Amy is alive, and her presence keeps Andrea focused. Andrea is intelligent and has a strong will; if I can earn her total loyalty, she will be an excellent administrator for the Sanctuary.

But most important is what I said about my original world. It was not a lie. The capacity to return is something my gift of Majesty and the Canvas are beginning to map. This Georgia world is my base of operations, my laboratory. But Westeros... Westeros is my pending fiefdom. When I have perfected the fusion between the technology of this world and the magic of mine, I will return. And this time, the Others won't be the only threat the North has to fear.
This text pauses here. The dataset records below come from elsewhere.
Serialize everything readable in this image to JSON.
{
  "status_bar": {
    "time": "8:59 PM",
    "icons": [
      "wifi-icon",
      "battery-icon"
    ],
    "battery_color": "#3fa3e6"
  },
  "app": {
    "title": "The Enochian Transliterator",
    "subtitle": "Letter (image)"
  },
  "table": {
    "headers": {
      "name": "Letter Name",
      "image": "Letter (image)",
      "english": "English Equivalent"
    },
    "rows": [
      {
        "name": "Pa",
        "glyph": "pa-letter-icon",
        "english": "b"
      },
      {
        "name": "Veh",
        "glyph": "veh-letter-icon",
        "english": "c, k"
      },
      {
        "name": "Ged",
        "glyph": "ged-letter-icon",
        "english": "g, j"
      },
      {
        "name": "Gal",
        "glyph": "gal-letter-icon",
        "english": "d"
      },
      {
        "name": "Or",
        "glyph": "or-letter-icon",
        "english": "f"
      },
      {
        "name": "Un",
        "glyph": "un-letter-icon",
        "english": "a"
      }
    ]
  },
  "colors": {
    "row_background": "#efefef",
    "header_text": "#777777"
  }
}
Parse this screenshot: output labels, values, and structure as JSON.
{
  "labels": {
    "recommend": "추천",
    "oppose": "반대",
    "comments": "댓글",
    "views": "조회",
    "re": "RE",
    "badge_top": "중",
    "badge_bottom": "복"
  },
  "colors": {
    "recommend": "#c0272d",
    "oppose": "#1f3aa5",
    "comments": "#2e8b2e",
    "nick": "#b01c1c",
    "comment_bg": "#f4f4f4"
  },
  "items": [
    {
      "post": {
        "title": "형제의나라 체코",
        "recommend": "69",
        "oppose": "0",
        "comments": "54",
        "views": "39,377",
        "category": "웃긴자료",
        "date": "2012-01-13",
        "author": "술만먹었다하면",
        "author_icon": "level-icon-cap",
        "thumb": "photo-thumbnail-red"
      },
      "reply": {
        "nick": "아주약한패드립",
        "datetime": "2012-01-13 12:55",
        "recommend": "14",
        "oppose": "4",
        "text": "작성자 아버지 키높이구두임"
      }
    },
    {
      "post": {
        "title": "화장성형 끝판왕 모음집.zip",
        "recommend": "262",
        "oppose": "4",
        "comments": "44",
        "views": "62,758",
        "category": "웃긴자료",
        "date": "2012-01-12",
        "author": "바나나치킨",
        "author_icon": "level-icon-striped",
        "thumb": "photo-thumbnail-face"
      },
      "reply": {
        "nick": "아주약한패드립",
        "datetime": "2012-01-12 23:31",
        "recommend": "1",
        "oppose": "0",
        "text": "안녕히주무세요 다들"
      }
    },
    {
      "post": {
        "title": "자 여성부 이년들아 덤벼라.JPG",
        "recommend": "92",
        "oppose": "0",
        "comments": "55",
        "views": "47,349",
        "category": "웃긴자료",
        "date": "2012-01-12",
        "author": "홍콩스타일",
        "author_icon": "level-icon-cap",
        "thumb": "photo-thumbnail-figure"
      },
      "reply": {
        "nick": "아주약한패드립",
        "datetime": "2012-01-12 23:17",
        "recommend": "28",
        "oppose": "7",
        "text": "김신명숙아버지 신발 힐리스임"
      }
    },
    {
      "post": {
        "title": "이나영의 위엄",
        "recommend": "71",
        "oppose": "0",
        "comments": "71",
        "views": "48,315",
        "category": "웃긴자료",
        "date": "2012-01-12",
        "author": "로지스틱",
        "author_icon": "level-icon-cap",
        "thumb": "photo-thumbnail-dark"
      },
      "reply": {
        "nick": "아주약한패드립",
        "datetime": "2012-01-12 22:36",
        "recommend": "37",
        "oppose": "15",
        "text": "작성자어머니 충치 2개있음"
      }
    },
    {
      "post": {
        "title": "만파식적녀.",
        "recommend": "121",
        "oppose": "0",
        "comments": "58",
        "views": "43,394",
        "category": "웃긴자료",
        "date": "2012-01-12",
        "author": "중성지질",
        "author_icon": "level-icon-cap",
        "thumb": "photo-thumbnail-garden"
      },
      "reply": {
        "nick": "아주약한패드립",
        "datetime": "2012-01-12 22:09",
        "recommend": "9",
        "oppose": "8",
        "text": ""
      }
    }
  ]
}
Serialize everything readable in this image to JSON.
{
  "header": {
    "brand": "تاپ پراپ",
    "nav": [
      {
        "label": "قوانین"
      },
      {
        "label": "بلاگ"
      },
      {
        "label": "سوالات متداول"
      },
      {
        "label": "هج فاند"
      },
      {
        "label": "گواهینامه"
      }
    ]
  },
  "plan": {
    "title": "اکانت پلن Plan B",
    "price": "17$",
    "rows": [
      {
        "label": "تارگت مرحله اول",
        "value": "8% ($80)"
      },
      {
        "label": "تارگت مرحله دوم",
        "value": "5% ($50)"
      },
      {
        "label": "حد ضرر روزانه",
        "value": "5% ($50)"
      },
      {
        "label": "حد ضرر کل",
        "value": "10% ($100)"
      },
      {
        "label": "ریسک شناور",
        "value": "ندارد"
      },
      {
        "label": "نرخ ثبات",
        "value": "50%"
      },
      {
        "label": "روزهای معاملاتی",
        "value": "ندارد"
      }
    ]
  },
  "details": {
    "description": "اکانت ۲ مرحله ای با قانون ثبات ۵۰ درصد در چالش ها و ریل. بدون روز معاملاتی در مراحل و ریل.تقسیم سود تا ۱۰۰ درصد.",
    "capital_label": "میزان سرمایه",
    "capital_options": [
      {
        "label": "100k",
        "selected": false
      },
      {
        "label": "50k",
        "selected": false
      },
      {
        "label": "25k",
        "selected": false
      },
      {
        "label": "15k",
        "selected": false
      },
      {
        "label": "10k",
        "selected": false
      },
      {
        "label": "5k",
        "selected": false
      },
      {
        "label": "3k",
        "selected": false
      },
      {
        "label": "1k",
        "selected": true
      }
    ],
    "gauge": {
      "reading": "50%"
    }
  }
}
I felt Beth enter the room. She made no noise, but her energy was like a soft flame approaching.

"Lord..." she whispered, kneeling at my feet. "The sheriff's group... they are afraid. But Maggie says that for the first time in weeks, she doesn't have nightmares about the barn."

"Fear is necessary before respect, Beth," I replied, placing a hand on her head. "And respect is necessary before loyalty. Go to them. Teach them that in the Sanctuary, work is the only prayer I hear."

Beth nodded and left the room.

I looked out the window at the rising sun. Rick Grimes's apocalypse had just met its master. And I was only just beginning to paint on this new canvas of flesh and ash.